Troppi antibiotici, un uso spropositato. Non lo dico io, ma lo dice l’Organizzazione Mondiale della Salute che ha dovuto indire una campagna lunga una settimana per lanciare l’allarme: ”Antibiotics: Handle with care”, che tradotto in italiano significa ”Antibiotici: maneggiare con cura”.

Dal 16 al 22 novembre l’uso consapevole dell’antibiotico è al centro della battaglia che vuole generare una presa di coscienza globale del problema perché – come dichiarava l’anno scorso il direttore generale del WHO, Dr.
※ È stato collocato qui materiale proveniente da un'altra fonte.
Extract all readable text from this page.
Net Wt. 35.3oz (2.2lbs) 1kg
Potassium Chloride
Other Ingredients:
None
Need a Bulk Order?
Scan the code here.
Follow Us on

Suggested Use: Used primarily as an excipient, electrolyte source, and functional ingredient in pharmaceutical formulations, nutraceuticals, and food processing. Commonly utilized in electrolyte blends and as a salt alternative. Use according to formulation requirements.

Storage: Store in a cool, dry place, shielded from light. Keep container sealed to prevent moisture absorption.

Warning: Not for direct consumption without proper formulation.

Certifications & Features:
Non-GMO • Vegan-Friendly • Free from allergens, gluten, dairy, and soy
Margaret Chan – “la resistenza antimicrobica non è una minaccia futura che si profila all’orizzonte, ma è qui in questo momento con conseguenze devastanti”.

Come riportiamo sul sito Tuttosteopatia.it, l’uso eccessivo di antibiotici rende immuni dall’efficacia degli stessi a causa dell’aumento della resistenza antimicrobica che in futuro renderà difficile la cura di infezioni batteriche comuni, per le quali gli antibiotici non saranno più sufficienti.

Uso Antibiotici: le campagne in Italia

In Italia Campania, Puglia e Sicilia totalizzano il 60% dell’intero “eccesso” nazionale di consumo. Nel corso degli ultimi anni si sono susseguite diverse campagne di sensibilizzazione che hanno sempre puntato al consumo extra dell’antibiotico, che – vogliamo sottolineare noi – non si assume mai in maniera preventiva. Nel 2010 l’Agenzia italiana per il farmaco e l’Istituto superiore di sanità rivolgendosi a medici e cittadini dicevano: ”Antibiotici, difendi la tua difesa. Usali con cautela”.

Ma la cosa più importante da sapere è che sono i batteri buoni che controllano quelli cattivi. Dobbiamo assolutamente mantenere un buon livello di batteri, questo non significa quindi che dobbiamo uccidere i batteri, anzi: dobbiamo proteggerli e crearne di nuovi. Come? Mangiando prebiotici (prevalentemente frutta e verdura cruda), e integrando – solo se necessario – con probioteci. Torneremo con un approfondimento, perché voglio spiegare per bene come funziona la flora intestinale.

In America, e da poco anche in Italia, nei casi estremi di disbiosi intestinale come per esempio l’infezione da Clostridium Difficile, si fa il trapianto di feci. Pensate che negli Stati Uniti ottieni addirittura 40 dollari se doni la tua cacca alla banca dati che si occupa di purificare i campioni di feci.